Questo titolo di ormai otto anni fa ha conquistato meritevolmente un posto nell’olimpo della storia dei videogiochi, non solo per la difficoltà per cui è maggiormente famoso, ma anche per lo stretto intrecciarsi all’interno del suo universo narrativo di simboli sia laici sia religiosi, dottrine filosofiche e riferimenti alla letteratura mondiale: tutto questo condito in una densa salsa dark fantasy.
Le battaglie, i luoghi splendidi della letteratura fantastica, le trame intrise di magia e mistero, e la missione sacra di guidare un cavaliere o un mago in una terra immaginaria hanno rapito, infatti, l’interesse di molti appassionati e non.
Tuttavia, chi volesse comprendere fino in fondo la trama di Dark Souls andrebbe incontro a molte difficoltà.
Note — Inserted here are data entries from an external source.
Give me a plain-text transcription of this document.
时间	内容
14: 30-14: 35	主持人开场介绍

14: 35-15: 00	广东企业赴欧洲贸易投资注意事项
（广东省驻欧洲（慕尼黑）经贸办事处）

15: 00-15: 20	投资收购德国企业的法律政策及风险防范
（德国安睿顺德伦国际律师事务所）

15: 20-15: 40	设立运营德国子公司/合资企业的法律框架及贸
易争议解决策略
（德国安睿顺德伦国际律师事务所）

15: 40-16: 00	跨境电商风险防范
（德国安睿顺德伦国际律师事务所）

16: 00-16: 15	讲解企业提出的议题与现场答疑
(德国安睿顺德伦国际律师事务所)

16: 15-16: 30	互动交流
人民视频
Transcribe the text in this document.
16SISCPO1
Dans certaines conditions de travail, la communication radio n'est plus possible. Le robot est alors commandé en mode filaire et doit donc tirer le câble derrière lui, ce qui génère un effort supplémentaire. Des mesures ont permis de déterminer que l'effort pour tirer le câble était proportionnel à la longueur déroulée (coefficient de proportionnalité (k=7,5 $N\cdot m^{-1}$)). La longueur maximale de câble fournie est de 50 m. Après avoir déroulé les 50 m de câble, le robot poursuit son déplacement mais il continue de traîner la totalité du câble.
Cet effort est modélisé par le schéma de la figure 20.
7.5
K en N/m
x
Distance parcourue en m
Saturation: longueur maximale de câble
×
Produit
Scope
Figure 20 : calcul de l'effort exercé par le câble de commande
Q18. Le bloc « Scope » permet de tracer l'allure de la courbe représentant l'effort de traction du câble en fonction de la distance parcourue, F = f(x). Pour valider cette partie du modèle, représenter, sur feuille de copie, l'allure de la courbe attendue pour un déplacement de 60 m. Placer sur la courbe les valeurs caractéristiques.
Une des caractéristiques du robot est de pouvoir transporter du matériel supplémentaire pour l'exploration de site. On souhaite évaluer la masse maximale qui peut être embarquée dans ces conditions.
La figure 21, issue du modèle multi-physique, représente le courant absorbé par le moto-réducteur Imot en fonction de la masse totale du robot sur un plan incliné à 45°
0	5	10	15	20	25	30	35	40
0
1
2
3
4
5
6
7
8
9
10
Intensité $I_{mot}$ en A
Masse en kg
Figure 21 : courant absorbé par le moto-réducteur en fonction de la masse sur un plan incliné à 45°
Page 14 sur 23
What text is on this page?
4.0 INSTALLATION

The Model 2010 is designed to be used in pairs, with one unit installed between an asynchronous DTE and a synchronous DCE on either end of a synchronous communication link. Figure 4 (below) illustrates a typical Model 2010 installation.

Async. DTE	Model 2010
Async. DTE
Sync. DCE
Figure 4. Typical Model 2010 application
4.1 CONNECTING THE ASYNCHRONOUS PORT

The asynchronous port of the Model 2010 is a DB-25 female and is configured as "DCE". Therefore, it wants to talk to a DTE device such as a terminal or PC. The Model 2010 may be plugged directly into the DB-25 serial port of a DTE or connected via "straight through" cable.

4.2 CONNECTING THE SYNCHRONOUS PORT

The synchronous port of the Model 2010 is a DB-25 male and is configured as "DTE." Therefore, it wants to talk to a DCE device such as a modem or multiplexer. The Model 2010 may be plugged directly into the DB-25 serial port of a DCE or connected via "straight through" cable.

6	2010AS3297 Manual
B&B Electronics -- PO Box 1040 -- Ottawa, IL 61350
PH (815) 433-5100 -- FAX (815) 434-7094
Infatti, il videogioco non ha una storia chiara, con un inizio e una fine. Molto viene lasciato all’immaginazione dello spettatore.
In breve, il gioco parla di un lungo e difficile viaggio in una terra desolata, popolata da svariati nemici pronti a ucciderci, e personaggi misteriosi, alcuni benevoli e altri decisamente ostili. I punti di svolta tra un capitolo e l’altro di questa oscura narrazione interattiva sono rappresentati dai boss da sconfiggere, ossia nemici unici e più potenti degli avversari standard affrontati durante le nostre esplorazioni.
Il giocatore può comprendere, o perlomeno intuire, cosa sia successo prima della comparsa del suo personaggio attraverso i dialoghi con gli altri cavalieri e le descrizioni degli oggetti trovati lungo il cammino. Il finale è ancor più oscuro e lascia molti buchi nella trama.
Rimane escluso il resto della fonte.